Da allora, la realtà è diventata per lui negoziabile. Le perdite non esistono, i fallimenti sono altrui, la verità è flessibile. Se qualcosa va storto, è il mondo che sbaglia. Se un giudice lo condanna, è il sistema che trama. L’identità si costruisce non con i fatti, ma con la volontà.

In questo senso, Trump è un predicatore laico. Trasforma ogni comizio in un sermone motivazionale, ogni folla in una congregazione. Non offre soluzioni, offre appartenenza. Il messaggio è semplice e profondo: “Credete in me e sarete salvi.” Non importa da cosa.

Il bullo: la violenza come stile politico

Il secondo mentore di Trump fu Roy Cohn, avvocato spietato, emerso nei processi maccartisti e diventato poi il legale degli ambienti più duri dell’alta società newyorkese. Cohn non cercava giustizia: cercava il dominio. Insegnò a Trump tre regole fondamentali: non difenderti mai, attacca sempre; mai ammettere una colpa; se sei sotto accusa, distruggi l'accusatore.

Questa mentalità da guerra perenne è diventata la grammatica politica di Trump. Ogni critica è un tradimento. Ogni dissenso è una cospirazione. Non si negozia, si aggredisce. Non si spiega, si urla. È una politica che rifiuta la mediazione democratica e si nutre di conflitto permanente.

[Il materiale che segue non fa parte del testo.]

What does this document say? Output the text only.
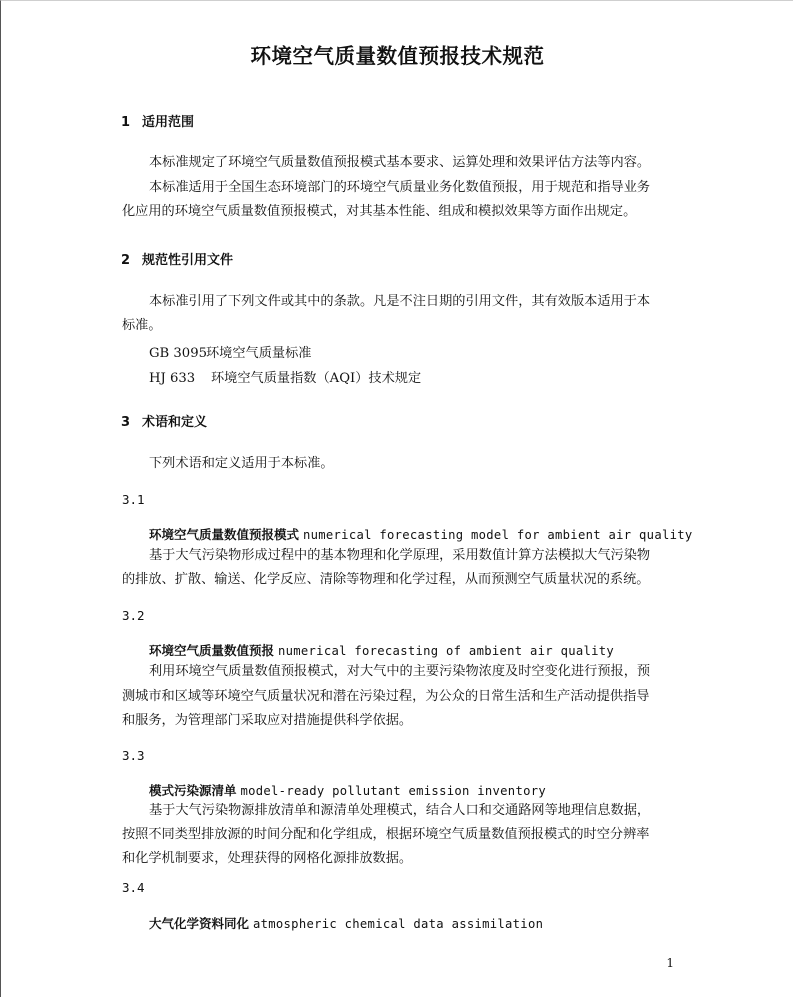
环境空气质量数值预报技术规范
1 适用范围

本标准规定了环境空气质量数值预报模式基本要求、运算处理和效果评估方法等内容。

本标准适用于全国生态环境部门的环境空气质量业务化数值预报，用于规范和指导业务

化应用的环境空气质量数值预报模式，对其基本性能、组成和模拟效果等方面作出规定。

2 规范性引用文件

本标准引用了下列文件或其中的条款。凡是不注日期的引用文件，其有效版本适用于本

标准。

GB 3095环境空气质量标准
HJ 633 环境空气质量指数（AQI）技术规定
3 术语和定义

下列术语和定义适用于本标准。

3.1
环境空气质量数值预报模式 numerical forecasting model for ambient air quality

基于大气污染物形成过程中的基本物理和化学原理，采用数值计算方法模拟大气污染物

的排放、扩散、输送、化学反应、清除等物理和化学过程，从而预测空气质量状况的系统。

3.2
环境空气质量数值预报 numerical forecasting of ambient air quality

利用环境空气质量数值预报模式，对大气中的主要污染物浓度及时空变化进行预报，预

测城市和区域等环境空气质量状况和潜在污染过程，为公众的日常生活和生产活动提供指导

和服务，为管理部门采取应对措施提供科学依据。

3.3
模式污染源清单 model-ready pollutant emission inventory

基于大气污染物源排放清单和源清单处理模式，结合人口和交通路网等地理信息数据，

按照不同类型排放源的时间分配和化学组成，根据环境空气质量数值预报模式的时空分辨率

和化学机制要求，处理获得的网格化源排放数据。

3.4
大气化学资料同化 atmospheric chemical data assimilation
1
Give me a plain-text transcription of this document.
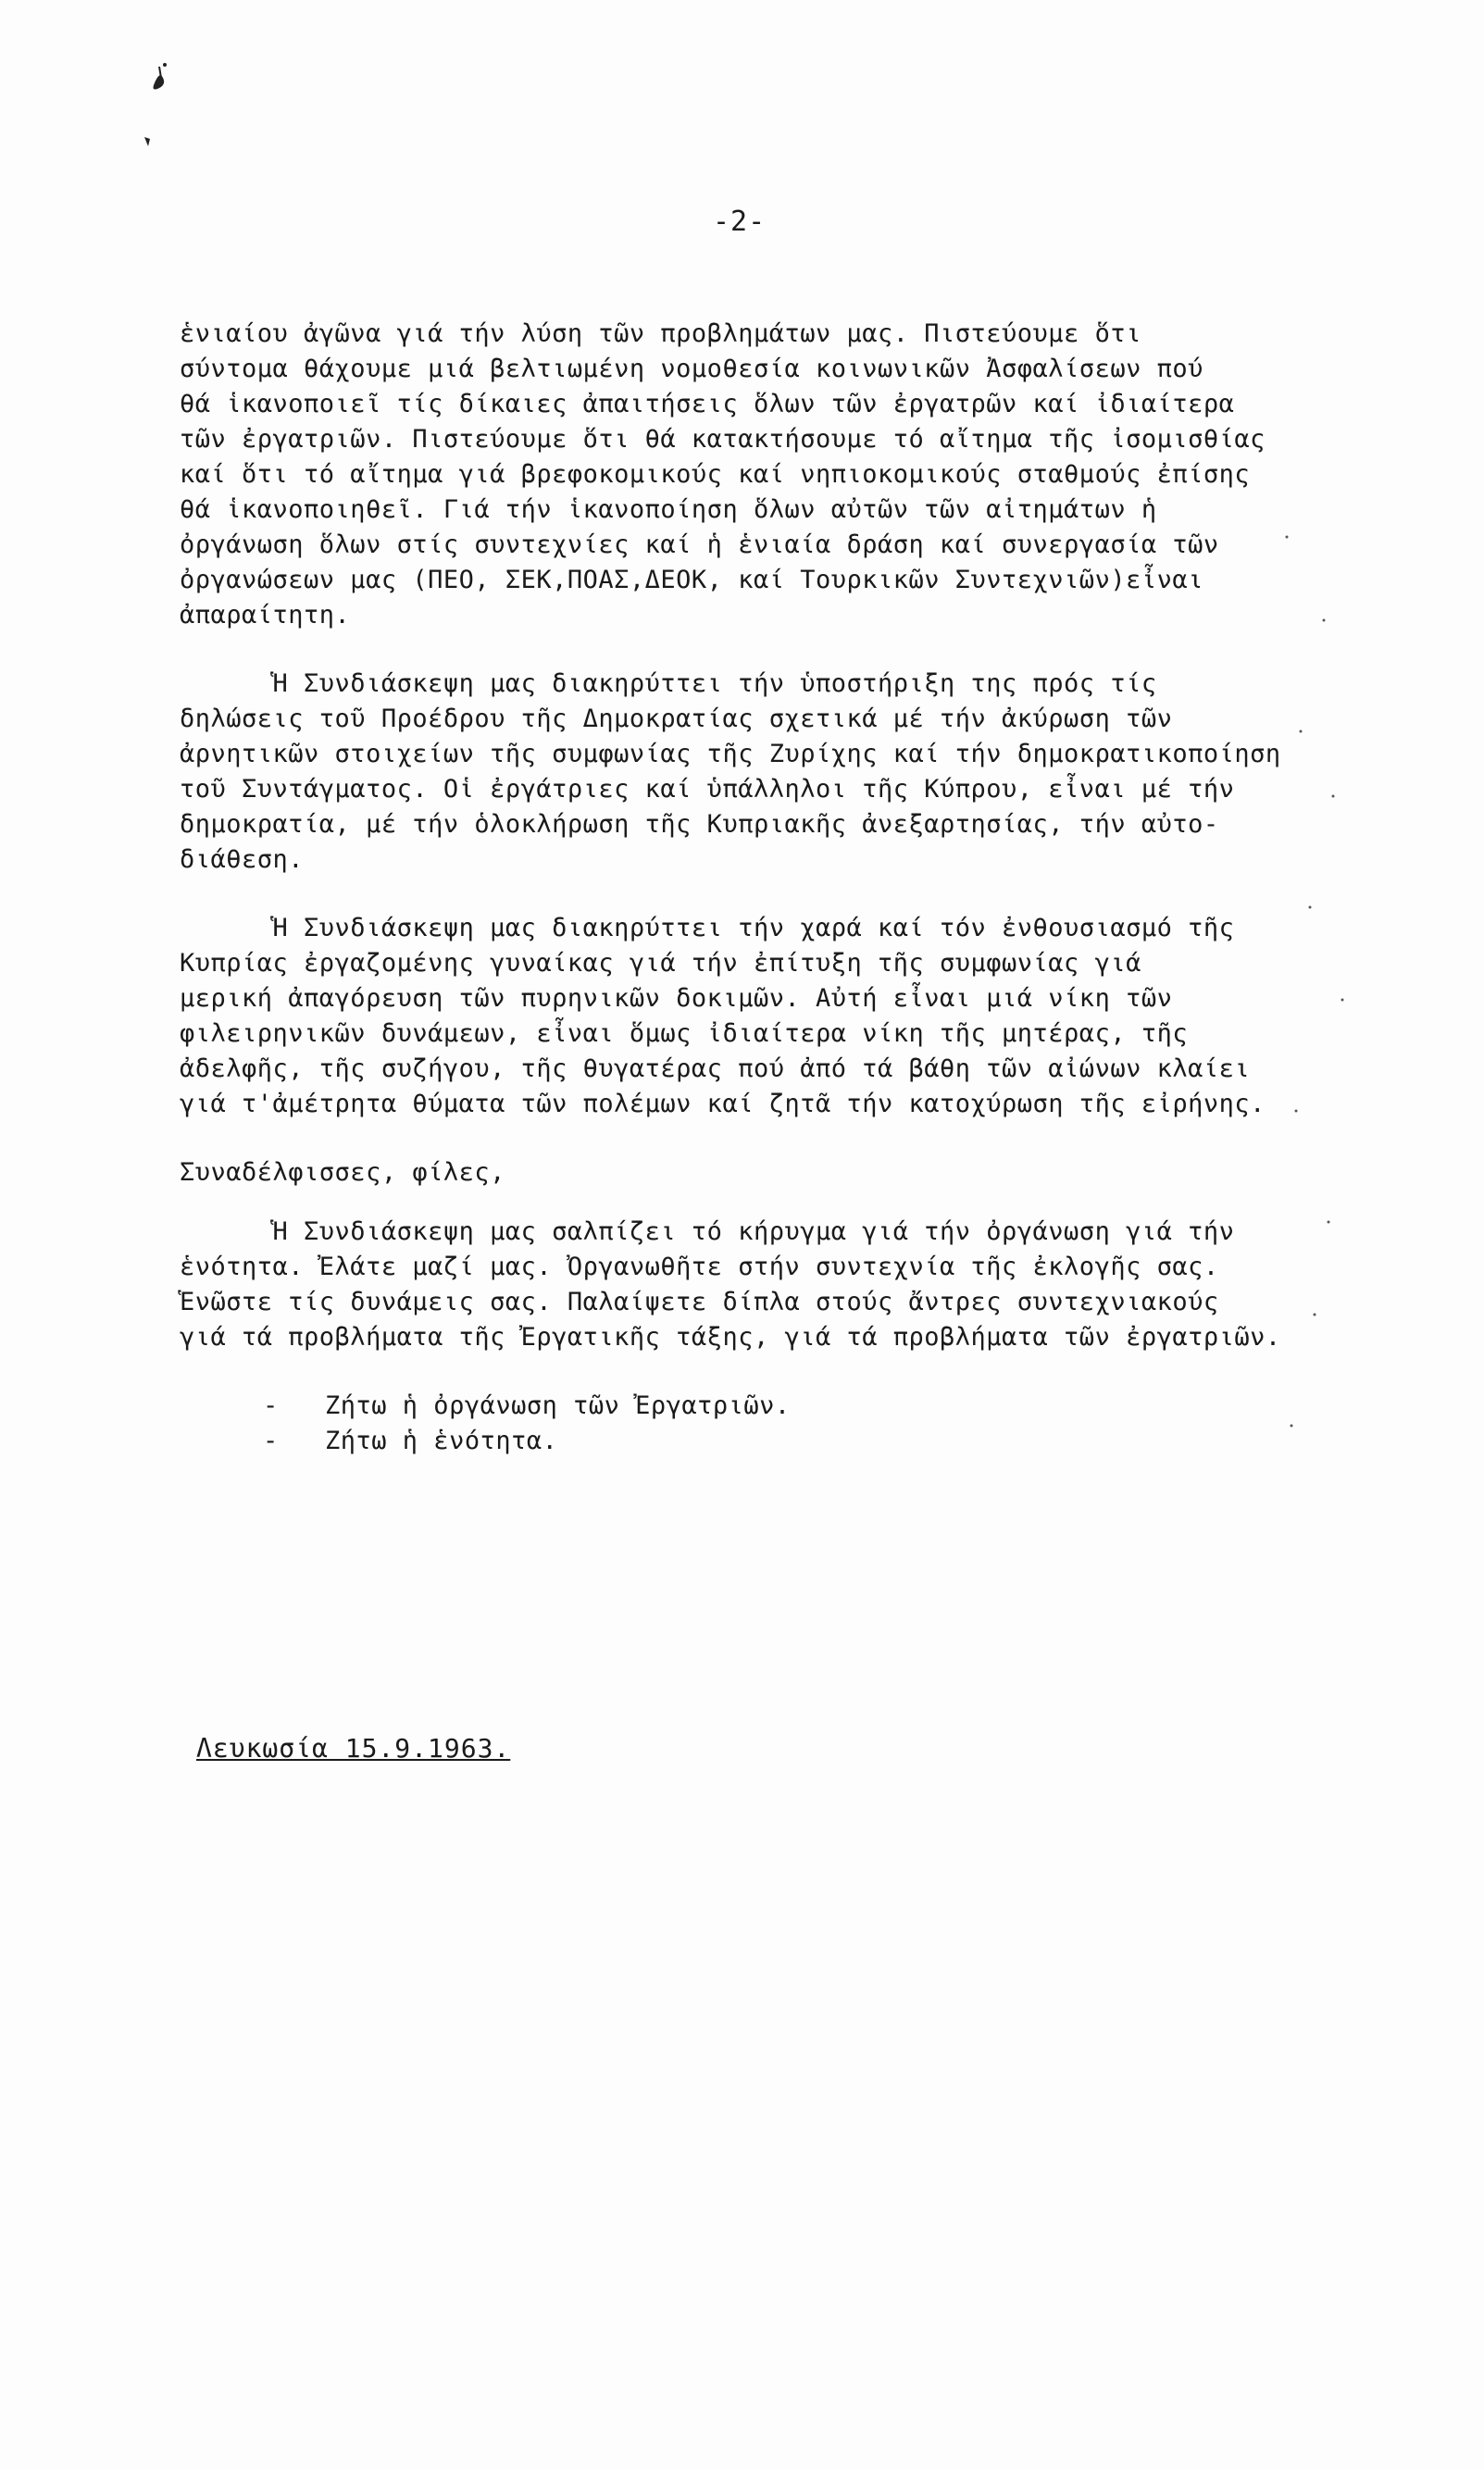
-2-

ἑνιαίου ἀγῶνα γιά τήν λύση τῶν προβλημάτων μας. Πιστεύουμε ὅτι

σύντομα θάχουμε μιά βελτιωμένη νομοθεσία κοινωνικῶν Ἀσφαλίσεων πού

θά ἱκανοποιεῖ τίς δίκαιες ἀπαιτήσεις ὅλων τῶν ἐργατρῶν καί ἰδιαίτερα

τῶν ἐργατριῶν. Πιστεύουμε ὅτι θά κατακτήσουμε τό αἴτημα τῆς ἰσομισθίας

καί ὅτι τό αἴτημα γιά βρεφοκομικούς καί νηπιοκομικούς σταθμούς ἐπίσης

θά ἱκανοποιηθεῖ. Γιά τήν ἱκανοποίηση ὅλων αὐτῶν τῶν αἰτημάτων ἡ

ὀργάνωση ὅλων στίς συντεχνίες καί ἡ ἑνιαία δράση καί συνεργασία τῶν

ὀργανώσεων μας (ΠΕΟ, ΣΕΚ,ΠΟΑΣ,ΔΕΟΚ, καί Τουρκικῶν Συντεχνιῶν)εἶναι

ἀπαραίτητη.

Ἡ Συνδιάσκεψη μας διακηρύττει τήν ὑποστήριξη της πρός τίς

δηλώσεις τοῦ Προέδρου τῆς Δημοκρατίας σχετικά μέ τήν ἀκύρωση τῶν

ἀρνητικῶν στοιχείων τῆς συμφωνίας τῆς Ζυρίχης καί τήν δημοκρατικοποίηση

τοῦ Συντάγματος. Οἱ ἐργάτριες καί ὑπάλληλοι τῆς Κύπρου, εἶναι μέ τήν

δημοκρατία, μέ τήν ὁλοκλήρωση τῆς Κυπριακῆς ἀνεξαρτησίας, τήν αὐτο-

διάθεση.

Ἡ Συνδιάσκεψη μας διακηρύττει τήν χαρά καί τόν ἐνθουσιασμό τῆς

Κυπρίας ἐργαζομένης γυναίκας γιά τήν ἐπίτυξη τῆς συμφωνίας γιά

μερική ἀπαγόρευση τῶν πυρηνικῶν δοκιμῶν. Αὐτή εἶναι μιά νίκη τῶν

φιλειρηνικῶν δυνάμεων, εἶναι ὅμως ἰδιαίτερα νίκη τῆς μητέρας, τῆς

ἀδελφῆς, τῆς συζήγου, τῆς θυγατέρας πού ἀπό τά βάθη τῶν αἰώνων κλαίει

γιά τ'ἀμέτρητα θύματα τῶν πολέμων καί ζητᾶ τήν κατοχύρωση τῆς εἰρήνης.

Συναδέλφισσες, φίλες,

Ἡ Συνδιάσκεψη μας σαλπίζει τό κήρυγμα γιά τήν ὀργάνωση γιά τήν

ἑνότητα. Ἐλάτε μαζί μας. Ὀργανωθῆτε στήν συντεχνία τῆς ἐκλογῆς σας.

Ἑνῶστε τίς δυνάμεις σας. Παλαίψετε δίπλα στούς ἄντρες συντεχνιακούς

γιά τά προβλήματα τῆς Ἐργατικῆς τάξης, γιά τά προβλήματα τῶν ἐργατριῶν.

-   Ζήτω ἡ ὀργάνωση τῶν Ἐργατριῶν.
-   Ζήτω ἡ ἑνότητα.
Λευκωσία 15.9.1963.
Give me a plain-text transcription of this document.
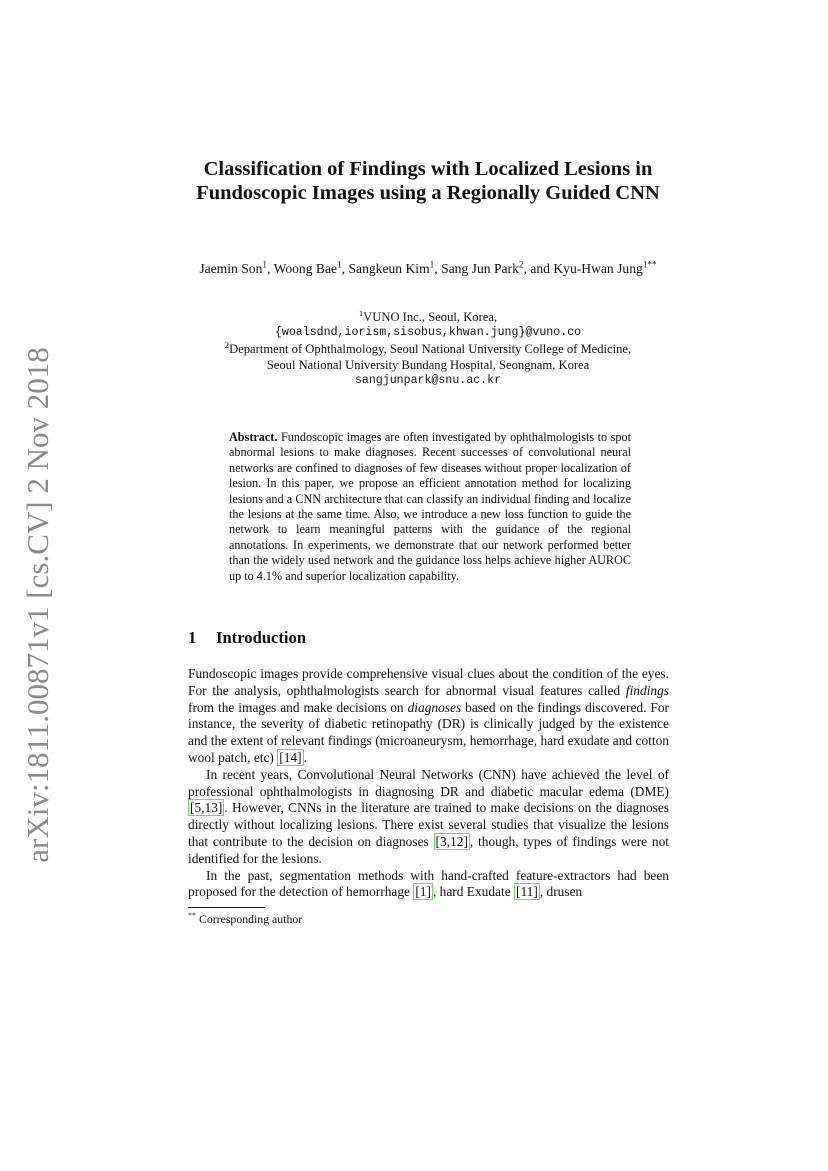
arXiv:1811.00871v1 [cs.CV] 2 Nov 2018
Classification of Findings with Localized Lesions in Fundoscopic Images using a Regionally Guided CNN
Jaemin Son$^1$, Woong Bae$^1$, Sangkeun Kim$^1$, Sang Jun Park$^2$, and Kyu-Hwan Jung$^{1**}$
$^1$VUNO Inc., Seoul, Korea,
{woalsdnd,iorism,sisobus,khwan.jung}@vuno.co
$^2$Department of Ophthalmology, Seoul National University College of Medicine,
Seoul National University Bundang Hospital, Seongnam, Korea
sangjunpark@snu.ac.kr
Abstract. Fundoscopic images are often investigated by ophthalmologists to spot abnormal lesions to make diagnoses. Recent successes of convolutional neural networks are confined to diagnoses of few diseases without proper localization of lesion. In this paper, we propose an efficient annotation method for localizing lesions and a CNN architecture that can classify an individual finding and localize the lesions at the same time. Also, we introduce a new loss function to guide the network to learn meaningful patterns with the guidance of the regional annotations. In experiments, we demonstrate that our network performed better than the widely used network and the guidance loss helps achieve higher AUROC up to 4.1% and superior localization capability.
1 Introduction

Fundoscopic images provide comprehensive visual clues about the condition of the eyes. For the analysis, ophthalmologists search for abnormal visual features called findings from the images and make decisions on diagnoses based on the findings discovered. For instance, the severity of diabetic retinopathy (DR) is clinically judged by the existence and the extent of relevant findings (microaneurysm, hemorrhage, hard exudate and cotton wool patch, etc) [14] .

In recent years, Convolutional Neural Networks (CNN) have achieved the level of professional ophthalmologists in diagnosing DR and diabetic macular edema (DME) [5,13] . However, CNNs in the literature are trained to make decisions on the diagnoses directly without localizing lesions. There exist several studies that visualize the lesions that contribute to the decision on diagnoses [3,12] , though, types of findings were not identified for the lesions.

In the past, segmentation methods with hand-crafted feature-extractors had been proposed for the detection of hemorrhage [1] , hard Exudate [11] , drusen

** Corresponding author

Trump ha ridefinito la comunicazione pubblica come una forma di bullismo strutturato. Dà soprannomi ai rivali, li ridicolizza, insinua, diffama. Conduce cause infinite, anche se sa che le perderà: l’obiettivo non è vincere nei tribunali, ma nei titoli dei giornali.

In un’epoca in cui il dialogo politico si è trasformato in performance, questa strategia paga. Trump non cerca di convincere, ma di intimidire. E il risultato è una leadership basata sulla paura e sul senso di appartenenza armata. 

L’oligarca: il capitalismo senza legge

Molto prima di diventare presidente, Trump era già un marchio. La sua fortuna non è solo immobiliare, è simbolica. “Trump” è diventato un logo che garantisce potere, status, accesso. Un nome da stampare sulle torri, sui casinò, sulle bottiglie d’acqua. Ma dietro questo brand si nasconde un’architettura finanziaria ambigua.

Negli anni ’90, quando molti imprenditori americani fuggivano da un’Est Europa instabile, Trump apriva le porte agli oligarchi. I suoi immobili divennero parcheggi perfetti per capitali in cerca di pulizia. Le sue torri un rifugio per i nuovi ricchi post-sovietici. Il suo nome un lasciapassare per chi voleva legittimarsi nell’economia occidentale.

Così Trump entrò in contatto con ambienti opachi, dove politica e criminalità si mescolano. Non servono prove dirette di illegalità per cogliere il senso di questa rete: il potere non si conquista solo con i voti, ma con le alleanze invisibili, i soldi che non si vedono, i favori che non si dimenticano.

Trump ha portato nella Casa Bianca questa visione di business: lo Stato come azienda, la legge come ostacolo, la diplomazia come scambio. E in questo modello si sono riconosciuti molti altri leader: Putin, Erdogan, Modi, persino figure europee come Giorgia Meloni, che, pur rappresentando un contesto differente, sembrano condividere un approccio pragmatico al potere, basato sull’identità forte, sul nazionalismo e su una comunicazione diretta che evita le mediazioni tradizionali.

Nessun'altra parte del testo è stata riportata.